A timely statement in opposition to the application ("a petition") has been filed with the Board, however. For reasons given orally in the hearing, the Board finds that the petition expresses the voluntary wishes of those persons who signed it. The petition contains the signatures of a sufficient number of the employees for whom the applicant trade union has filed documentary evidence of membership, to raise doubt whether it continues to enjoy the support of enough of the persons who are its members, within the meaning of section 1(1)(l) of the Act, to be certified by the Board without need for a representation vote. Accordingly, the Board will exercise its discretion under section 7(2) of the Act to direct that a representation vote be taken.
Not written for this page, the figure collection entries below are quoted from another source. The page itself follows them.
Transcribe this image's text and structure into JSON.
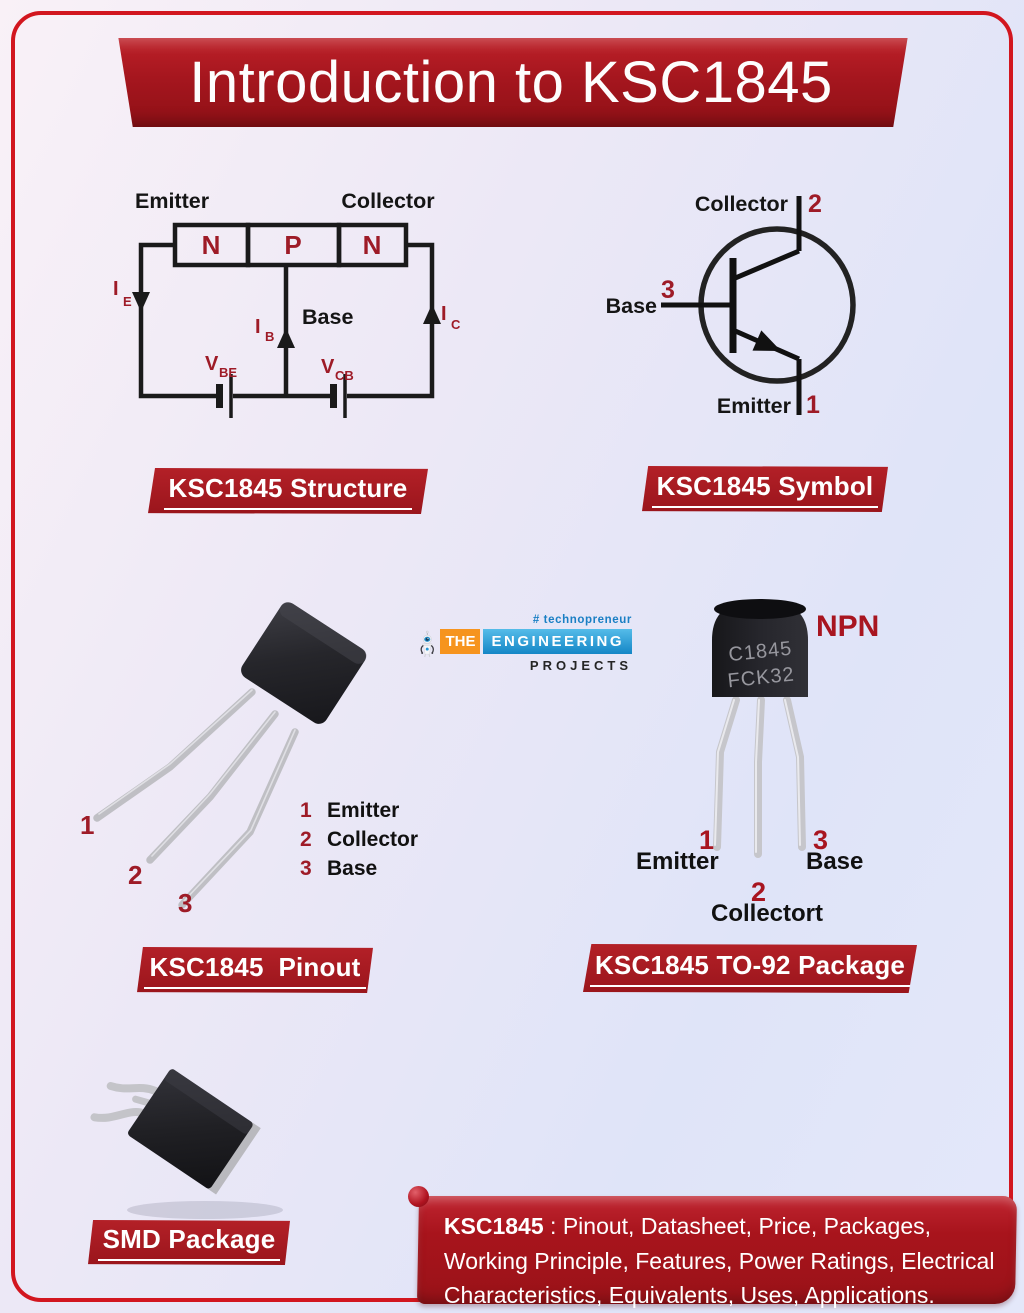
{
  "page": {
    "title": "Introduction to KSC1845",
    "bg_top_left": "#f9f1f7",
    "bg_bottom_right": "#dfe4f8",
    "frame_red": "#d2161f",
    "banner_red": "#a81b22",
    "dark_red_text": "#9e1b27"
  },
  "structure": {
    "caption": "KSC1845 Structure",
    "emitter_label": "Emitter",
    "collector_label": "Collector",
    "base_label": "Base",
    "region_left": "N",
    "region_mid": "P",
    "region_right": "N",
    "i_e": "I",
    "i_e_sub": "E",
    "i_b": "I",
    "i_b_sub": "B",
    "i_c": "I",
    "i_c_sub": "C",
    "v_be": "V",
    "v_be_sub": "BE",
    "v_cb": "V",
    "v_cb_sub": "CB"
  },
  "symbol": {
    "caption": "KSC1845 Symbol",
    "collector_label": "Collector",
    "collector_pin": "2",
    "base_label": "Base",
    "base_pin": "3",
    "emitter_label": "Emitter",
    "emitter_pin": "1"
  },
  "pinout": {
    "caption": "KSC1845  Pinout",
    "pin1": "1",
    "pin2": "2",
    "pin3": "3",
    "legend": [
      {
        "num": "1",
        "label": "Emitter"
      },
      {
        "num": "2",
        "label": "Collector"
      },
      {
        "num": "3",
        "label": "Base"
      }
    ]
  },
  "logo": {
    "robot_icon": "robot-mascot",
    "tagline": "# technopreneur",
    "word_the": "THE",
    "word_engineering": "ENGINEERING",
    "word_projects": "PROJECTS"
  },
  "to92": {
    "caption": "KSC1845 TO-92 Package",
    "transistor_type": "NPN",
    "marking_line1": "C1845",
    "marking_line2": "FCK32",
    "pin1_num": "1",
    "pin1_label": "Emitter",
    "pin2_num": "2",
    "pin2_label": "Collectort",
    "pin3_num": "3",
    "pin3_label": "Base"
  },
  "smd": {
    "caption": "SMD Package"
  },
  "footer": {
    "part_number": "KSC1845",
    "description": " : Pinout, Datasheet, Price, Packages, Working Principle, Features, Power Ratings, Electrical Characteristics, Equivalents, Uses, Applications."
  }
}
Accordingly, a representation vote will be taken of the employees of the respondent in the bargaining unit. All employees of the respondent in the bargaining unit on the date hereof who do not voluntarily terminate their employment or who are not discharged for cause between the date hereof and the date the vote is taken will be eligible to vote.
Voters will be asked to indicate whether they wish to be represented by the applicant in their employment relations with the respondent.
The matter is referred to the Registrar.